In his monthly commentary on British education, Sir Michael Wilshaw says that increasing numbers of teachers are being recruited into international branches of English public schools, which have increased from 29 to 44 in the past two years, attracted by benefits such as high, tax-free salaries, warm climates and free accommodation.

He says that the UK is the biggest exporter of teachers, with 10,000 working overseas in 2014-15, and cites International School Consultancy statistics showing that 18,000 people left the UK to teach overseas last year whereas 17,000 new teachers qualified, although not all of those leaving were professional teachers. A recent National Audit Office report warns that the government is consistently missing teacher recruitment targets.

Sir Michael writes: “England has a serious teacher recruitment and retention challenge on its hands. As a nation, we are simply not attracting enough new entrants into the profession and those we do attract are not applying to schools where they are needed most.

“This is having a detrimental impact on schools right across the country but particularly those located in more deprived, unfashionable and isolated areas. Nearly three-quarters of heads leading disadvantaged schools who were polled last year for an Ofsted survey told Her Majesty’s Inspectors that they were struggling to get good staff.

“What’s more, the daunting challenge of matching teacher supply with demand will only become more acute in the coming years as a result of rising pupil numbers.

“We have to act now to address this growing imbalance. If we do not, all the well-intentioned reforms to school structures, curricula and assessment regimes, of this and previous governments, will be undermined. A school, and a school system, is only ever as good as its teachers.”

He says that the growth in British companies operating schools abroad is generating revenue for the Treasury, but could pose long-term problems for schools and pupils, and that the government should encourage teachers to stay in Britain by offering financial incentives and promoting the successes of the state system and “the nobility of teaching” in Britain.

He adds: “I would, therefore, once again urge policymakers to consider the idea of some form of ‘golden handcuffs’ to keep teachers working in the state system that trained them for a period of time.

“For those who question why such an arrangement should apply to teachers when it doesn’t apply to other professional groups, my answer would be: well, perhaps it should.

 “We all recognise that education – like so much else – has become a globalised commodity. So I am not suggesting we should try to place unreasonable constraints on English-trained teachers exercising their right to teach wherever they want to in the world.

“However, all the signs are that teacher shortages in England will continue to present a major challenge for the next decade, at least. It would therefore, in my view, be unwise to bury our heads in the sand over this issue. As a nation, we can ill afford to entrench inequality or widen the gulf between the haves and the have-nots any further.”
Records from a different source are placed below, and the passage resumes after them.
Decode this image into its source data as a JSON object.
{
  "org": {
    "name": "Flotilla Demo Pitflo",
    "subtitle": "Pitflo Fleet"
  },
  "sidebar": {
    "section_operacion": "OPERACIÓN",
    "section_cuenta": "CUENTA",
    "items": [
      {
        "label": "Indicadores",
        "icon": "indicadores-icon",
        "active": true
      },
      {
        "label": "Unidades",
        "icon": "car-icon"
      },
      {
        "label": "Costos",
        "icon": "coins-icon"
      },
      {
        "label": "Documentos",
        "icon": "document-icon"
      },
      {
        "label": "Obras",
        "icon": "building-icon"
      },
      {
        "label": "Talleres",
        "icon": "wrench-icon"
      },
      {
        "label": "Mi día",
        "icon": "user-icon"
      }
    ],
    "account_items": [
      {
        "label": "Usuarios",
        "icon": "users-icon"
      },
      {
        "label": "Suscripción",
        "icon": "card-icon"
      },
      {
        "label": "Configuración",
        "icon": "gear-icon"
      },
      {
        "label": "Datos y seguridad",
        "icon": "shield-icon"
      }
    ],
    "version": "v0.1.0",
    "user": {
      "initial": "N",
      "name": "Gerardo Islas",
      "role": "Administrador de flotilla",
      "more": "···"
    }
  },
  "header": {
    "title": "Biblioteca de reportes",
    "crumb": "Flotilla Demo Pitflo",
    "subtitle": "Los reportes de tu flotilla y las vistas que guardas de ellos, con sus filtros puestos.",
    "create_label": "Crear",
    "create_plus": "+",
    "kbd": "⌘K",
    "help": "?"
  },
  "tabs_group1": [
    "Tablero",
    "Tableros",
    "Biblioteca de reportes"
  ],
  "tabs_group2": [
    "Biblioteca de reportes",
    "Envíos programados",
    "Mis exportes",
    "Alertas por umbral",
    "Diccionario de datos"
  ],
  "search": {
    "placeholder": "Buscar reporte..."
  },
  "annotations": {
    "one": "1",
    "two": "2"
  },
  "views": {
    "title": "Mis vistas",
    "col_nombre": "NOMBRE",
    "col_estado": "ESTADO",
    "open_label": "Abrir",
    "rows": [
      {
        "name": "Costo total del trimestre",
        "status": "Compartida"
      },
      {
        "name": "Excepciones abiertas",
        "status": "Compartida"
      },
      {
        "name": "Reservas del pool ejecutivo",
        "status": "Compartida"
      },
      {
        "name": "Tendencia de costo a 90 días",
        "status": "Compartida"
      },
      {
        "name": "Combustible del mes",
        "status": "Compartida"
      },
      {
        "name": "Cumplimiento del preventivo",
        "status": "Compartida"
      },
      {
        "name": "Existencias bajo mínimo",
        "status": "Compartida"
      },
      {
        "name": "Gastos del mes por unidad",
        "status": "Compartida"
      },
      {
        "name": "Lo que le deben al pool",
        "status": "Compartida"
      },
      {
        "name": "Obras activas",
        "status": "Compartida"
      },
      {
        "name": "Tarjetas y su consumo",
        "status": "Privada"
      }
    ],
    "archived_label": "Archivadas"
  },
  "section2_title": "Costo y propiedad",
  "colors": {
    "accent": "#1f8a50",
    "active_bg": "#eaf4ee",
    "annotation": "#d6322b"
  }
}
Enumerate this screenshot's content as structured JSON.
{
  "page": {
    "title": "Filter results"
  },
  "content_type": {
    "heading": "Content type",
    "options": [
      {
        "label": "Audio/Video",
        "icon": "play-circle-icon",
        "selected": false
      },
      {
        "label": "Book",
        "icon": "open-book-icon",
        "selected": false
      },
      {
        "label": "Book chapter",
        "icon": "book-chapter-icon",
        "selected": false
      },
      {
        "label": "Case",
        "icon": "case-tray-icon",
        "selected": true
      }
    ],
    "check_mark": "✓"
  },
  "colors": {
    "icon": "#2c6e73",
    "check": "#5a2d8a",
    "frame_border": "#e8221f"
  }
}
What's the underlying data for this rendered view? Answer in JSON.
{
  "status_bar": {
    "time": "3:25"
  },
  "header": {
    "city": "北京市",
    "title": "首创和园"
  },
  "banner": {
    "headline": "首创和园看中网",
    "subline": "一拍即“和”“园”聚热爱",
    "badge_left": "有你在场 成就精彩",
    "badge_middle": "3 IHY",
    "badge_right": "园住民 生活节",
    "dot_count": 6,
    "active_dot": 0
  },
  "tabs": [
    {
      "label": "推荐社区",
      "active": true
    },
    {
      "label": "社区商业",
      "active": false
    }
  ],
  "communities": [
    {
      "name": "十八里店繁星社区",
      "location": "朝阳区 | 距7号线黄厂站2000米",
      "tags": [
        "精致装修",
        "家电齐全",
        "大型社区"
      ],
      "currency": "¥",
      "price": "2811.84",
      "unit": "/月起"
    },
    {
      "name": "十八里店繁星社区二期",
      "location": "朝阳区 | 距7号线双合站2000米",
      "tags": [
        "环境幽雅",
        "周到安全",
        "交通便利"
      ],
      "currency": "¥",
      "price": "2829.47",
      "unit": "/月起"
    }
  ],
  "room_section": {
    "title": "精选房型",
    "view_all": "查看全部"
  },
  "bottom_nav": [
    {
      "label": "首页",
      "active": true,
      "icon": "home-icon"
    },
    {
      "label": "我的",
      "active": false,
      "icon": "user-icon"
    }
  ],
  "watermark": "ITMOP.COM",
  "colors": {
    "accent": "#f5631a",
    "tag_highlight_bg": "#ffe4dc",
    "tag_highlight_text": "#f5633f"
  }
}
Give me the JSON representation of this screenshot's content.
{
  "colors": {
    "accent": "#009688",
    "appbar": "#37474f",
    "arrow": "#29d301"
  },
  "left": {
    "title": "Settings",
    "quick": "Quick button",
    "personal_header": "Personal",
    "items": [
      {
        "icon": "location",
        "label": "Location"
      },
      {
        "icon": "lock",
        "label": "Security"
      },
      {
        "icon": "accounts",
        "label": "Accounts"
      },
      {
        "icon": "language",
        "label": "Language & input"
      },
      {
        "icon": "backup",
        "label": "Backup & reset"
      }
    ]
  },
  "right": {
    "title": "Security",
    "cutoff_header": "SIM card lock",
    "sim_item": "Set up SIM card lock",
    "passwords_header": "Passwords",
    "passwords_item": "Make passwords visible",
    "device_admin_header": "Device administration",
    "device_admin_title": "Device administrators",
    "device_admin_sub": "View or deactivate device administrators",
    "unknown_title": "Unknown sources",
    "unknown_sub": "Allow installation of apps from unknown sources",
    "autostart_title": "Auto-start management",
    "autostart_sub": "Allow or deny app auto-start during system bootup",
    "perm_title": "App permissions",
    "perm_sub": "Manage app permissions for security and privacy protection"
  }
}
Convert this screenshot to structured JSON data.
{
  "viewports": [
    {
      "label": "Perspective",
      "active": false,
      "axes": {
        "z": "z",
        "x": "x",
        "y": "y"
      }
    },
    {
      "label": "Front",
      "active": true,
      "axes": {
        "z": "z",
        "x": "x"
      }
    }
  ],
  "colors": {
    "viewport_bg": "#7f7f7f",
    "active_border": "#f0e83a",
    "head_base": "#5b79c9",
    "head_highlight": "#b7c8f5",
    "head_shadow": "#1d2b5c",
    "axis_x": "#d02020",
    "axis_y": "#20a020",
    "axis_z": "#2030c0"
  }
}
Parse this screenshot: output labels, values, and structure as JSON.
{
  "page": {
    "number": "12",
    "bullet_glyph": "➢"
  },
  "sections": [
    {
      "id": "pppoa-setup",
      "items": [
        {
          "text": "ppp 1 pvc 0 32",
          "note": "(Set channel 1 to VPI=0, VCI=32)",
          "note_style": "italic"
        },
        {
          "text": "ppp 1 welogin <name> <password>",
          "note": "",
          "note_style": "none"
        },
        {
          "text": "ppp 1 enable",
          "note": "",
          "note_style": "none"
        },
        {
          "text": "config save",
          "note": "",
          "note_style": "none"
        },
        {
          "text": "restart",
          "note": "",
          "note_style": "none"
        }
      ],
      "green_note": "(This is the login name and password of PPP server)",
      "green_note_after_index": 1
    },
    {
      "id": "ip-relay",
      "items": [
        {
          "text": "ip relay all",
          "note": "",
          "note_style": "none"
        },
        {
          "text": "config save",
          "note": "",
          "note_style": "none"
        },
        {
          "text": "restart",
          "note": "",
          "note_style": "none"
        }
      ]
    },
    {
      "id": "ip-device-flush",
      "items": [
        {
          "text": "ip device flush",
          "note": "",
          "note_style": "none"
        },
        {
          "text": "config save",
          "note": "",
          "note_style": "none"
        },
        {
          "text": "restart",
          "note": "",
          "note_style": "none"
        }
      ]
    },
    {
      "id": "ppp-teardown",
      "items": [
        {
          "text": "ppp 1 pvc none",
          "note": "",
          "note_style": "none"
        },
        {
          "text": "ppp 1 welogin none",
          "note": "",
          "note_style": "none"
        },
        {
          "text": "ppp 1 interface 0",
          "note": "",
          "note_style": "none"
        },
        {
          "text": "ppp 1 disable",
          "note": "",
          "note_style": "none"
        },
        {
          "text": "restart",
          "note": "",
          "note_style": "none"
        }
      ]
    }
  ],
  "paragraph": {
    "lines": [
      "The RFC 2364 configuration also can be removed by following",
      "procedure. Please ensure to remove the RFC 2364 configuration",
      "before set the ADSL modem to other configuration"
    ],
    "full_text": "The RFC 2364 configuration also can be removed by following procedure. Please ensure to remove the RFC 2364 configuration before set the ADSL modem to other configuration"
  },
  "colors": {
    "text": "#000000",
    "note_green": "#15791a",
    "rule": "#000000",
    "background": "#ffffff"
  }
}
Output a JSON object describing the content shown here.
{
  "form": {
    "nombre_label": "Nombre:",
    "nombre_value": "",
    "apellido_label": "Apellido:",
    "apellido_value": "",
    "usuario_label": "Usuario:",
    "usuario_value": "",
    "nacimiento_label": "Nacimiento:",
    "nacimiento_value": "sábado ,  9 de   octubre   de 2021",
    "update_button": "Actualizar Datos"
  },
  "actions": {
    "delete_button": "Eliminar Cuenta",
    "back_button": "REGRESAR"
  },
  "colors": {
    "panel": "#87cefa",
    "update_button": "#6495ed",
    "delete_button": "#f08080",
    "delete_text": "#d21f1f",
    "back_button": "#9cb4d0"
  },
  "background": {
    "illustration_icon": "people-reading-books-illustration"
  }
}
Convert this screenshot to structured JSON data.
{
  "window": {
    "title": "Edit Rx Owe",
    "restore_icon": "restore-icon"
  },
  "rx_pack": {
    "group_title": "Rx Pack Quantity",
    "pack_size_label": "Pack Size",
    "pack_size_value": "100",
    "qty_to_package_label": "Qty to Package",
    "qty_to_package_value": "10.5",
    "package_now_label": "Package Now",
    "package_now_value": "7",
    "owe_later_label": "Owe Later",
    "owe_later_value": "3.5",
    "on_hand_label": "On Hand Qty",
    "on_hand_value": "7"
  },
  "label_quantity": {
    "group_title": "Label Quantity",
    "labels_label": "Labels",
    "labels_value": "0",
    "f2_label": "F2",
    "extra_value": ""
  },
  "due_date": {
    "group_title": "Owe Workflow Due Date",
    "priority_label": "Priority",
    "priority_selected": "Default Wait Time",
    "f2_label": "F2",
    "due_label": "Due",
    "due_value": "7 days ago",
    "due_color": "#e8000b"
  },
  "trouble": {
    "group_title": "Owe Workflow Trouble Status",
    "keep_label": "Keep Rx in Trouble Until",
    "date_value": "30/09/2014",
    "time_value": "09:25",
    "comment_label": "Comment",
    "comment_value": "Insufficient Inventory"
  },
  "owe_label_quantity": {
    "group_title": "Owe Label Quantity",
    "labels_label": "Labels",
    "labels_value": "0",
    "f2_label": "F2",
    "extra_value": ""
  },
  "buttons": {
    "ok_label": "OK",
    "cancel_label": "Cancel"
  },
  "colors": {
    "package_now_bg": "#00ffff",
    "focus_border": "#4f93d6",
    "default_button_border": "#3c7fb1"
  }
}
A Department for Education spokesman said: “Despite the challenge of a competitive jobs market, the proportion of trainee teachers with a top degree has grown faster than in the population as a whole, and there are more teachers overall.

“But we are determined to continue raising the status of the profession”

Lucy Powell MP, shadow education secretary, said that whilst ministers continue to deny the crisis in teacher shortages, “we are seeing more and more evidence that this serious issue is threatening standards”.

She added that Sir Michael Wilshaw is right to highlight the detrimental impact this is having on schools right across the country. 

“It is simply not possible to deliver for all children without excellent teachers in every classroom,” said Powell. “The Tories’ failure on this route one, basic issue is damaging the education of the next generation and will hold our children back from realising their full potential.”

Only last month, six unions warned that education is facing a teaching crisis over pay austerity and staff shortages.